Understanding China
Jude Wanniski
February 24, 1999


Memo To: Website fans, browsers, clients
From: Jude Wanniski
Re: Interview with Singapore's Lee Kuan Yew

Following is a memo from my colleague Peter Signorelli, commenting on William Safire's column of February 22, which was built around an interview with Singapore's Senior Minister, Lee Kuan Yew. His opinion of Safire's analysis is low, as is mine, but the transcript of the interview itself is one of the most illuminating we have seen on understanding China.

From Peter Signorelli....

NYTimes columnist, William Safire, is a vociferous promoter of a hard line U.S. approach toward China. Safire's columns on foreign policy often reveal his commitment to old Cold War-era concepts. His most recent column, "Danger: Chinese Tinderbox," NYTimes 2-22-99, contains excerpts from a much longer interview he conducted with Singapore's Senior Minister Lee Kuan Yew. The full interview ranges over topics such as the mechanisms for change in China, mounting social dislocation and unrest in China, the role of Singapore as an economic and political model, the alleged democratic shortcomings of "dictatorial" Singapore, with Safire casting it all in the framework of a one-dimensional focus on "democracy." Minister Lee's responses to questions regarding the process of change in China are especially informed and illuminating, and I recommend that you read the entire interview, which is on-line at [www.nytimes.com/library/opinion/#safire]

Lee acknowledges that China's coastal cities may be likened to a tinderbox, in that the transformations China is undergoing do bring dislocation, discomfort, and even dismay at times. But what threatens to transform mere grievances into something far more volatile is the corrosive effect of graft and the revulsion it provokes among Chinese. Safire, throughout the interview, advances the "they-must-change" mantra as the conceptual model for U.S. policy toward China. Lee advises him that "it has to be a gradual process...you say ‘well, let's change them'....I don't think they can change their ways. And if they did they would run very serious risks of internal unrest that may abort the whole process" (a la Russia).

It is obvious that Lee's perspectives are shaped by real events in the region, not an ideological bias, and that he understands the dynamics of socio-economic transformation on a level Safire simply cannot grasp. Safire comes across as an ideologue, hammering away at the same Cold War-era theme -- undemocratic China is a menace. U.S. policy ought not forsake democratic development for the mere stability an iron-fisted rule brings in China.
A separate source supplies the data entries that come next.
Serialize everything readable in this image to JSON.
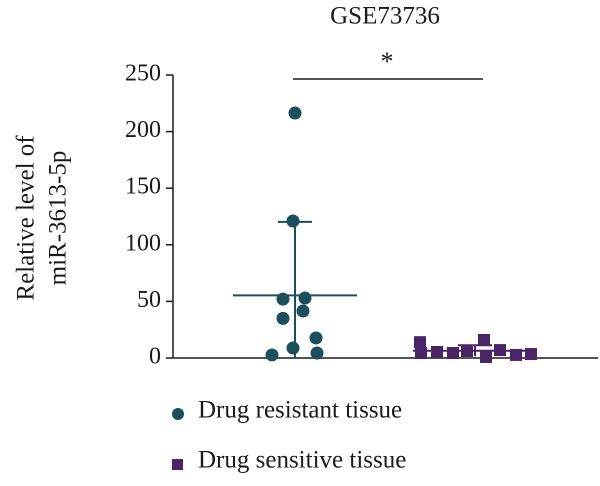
{
  "chart_data": {
    "type": "scatter",
    "title": "GSE73736",
    "ylabel": [
      "Relative level of",
      "miR-3613-5p"
    ],
    "categories": [
      "Drug resistant tissue",
      "Drug sensitive tissue"
    ],
    "ylim": [
      0,
      250
    ],
    "yticks": [
      0,
      50,
      100,
      150,
      200,
      250
    ],
    "series": [
      {
        "name": "Drug resistant tissue",
        "color": "#1b4f5e",
        "marker": "circle",
        "values": [
          216.4,
          121,
          52,
          53,
          35,
          41.5,
          17.7,
          8.8,
          2.7,
          4.4
        ],
        "mean": 55.3,
        "error": 65
      },
      {
        "name": "Drug sensitive tissue",
        "color": "#4b2466",
        "marker": "square",
        "values": [
          14,
          4.4,
          5.3,
          4.4,
          6.2,
          15.9,
          0.9,
          7,
          2.7,
          3.5
        ],
        "mean": 6.4,
        "error": 4.9
      }
    ],
    "annotation": "*"
  }
}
But, Safire's premise is thoroughly ideological and therefore faulty, as Lee demonstrates, with an especially insightful example of what has replaced the USSR.

Yes, China is beset with social problems, and in some areas deep social unrest is bubbling up. But, Lee points out, this is inevitable with sudden changes. There will be unequal growth. And it will be compounded by the problems of graft and corruption. In China, though, the regime allows some escape valves at the lower levels, allowing villages to elect their own leaders, for example, (and with fewer official restrictions on various forms of entrepreneurial economic activities). In Russia, however, a Mafia runs the country, in a way so disastrous that one can make the case that Russia was better off in the post-Stalin USSR than it is today. The point is central to the debate regarding China's development. Russia followed a western-imposed strategy of "shock therapy," of tearing down the old structures before any new ones had been built, which explains why the country is such a mess today.

That lesson has not been lost on the Chinese, nor on Minister Lee. He of course looks to a China that is better governed, less brutal, with less brutish methods of government. But it has to be a process that is gradual, with the supporting environment able to accept and not be carried away by the changes, wanting too much too soon.

"They [the Chinese leadership] do not know where they are heading," Lee advises. But he invokes the hope that they will make this transition from a one-party, totally dominated and controlled society into a more loose, open, normal kind of society, like Taiwan, like Hong Kong within a generation. However, the U.S. cannot dictate the pace of change in China, and such meddling is a threat to the stability of the region. The China-bashing faction in the U.S. is gearing up a new campaign against the "China menace," as we see in yesterday's NYTimes hysterically anti-China op-ed piece by former Secretary of the Navy James Webb. Minister Lee's remarks are well worth reading as his perspective brings a healthy, more nuanced dimension for examination of U.S. policy toward China.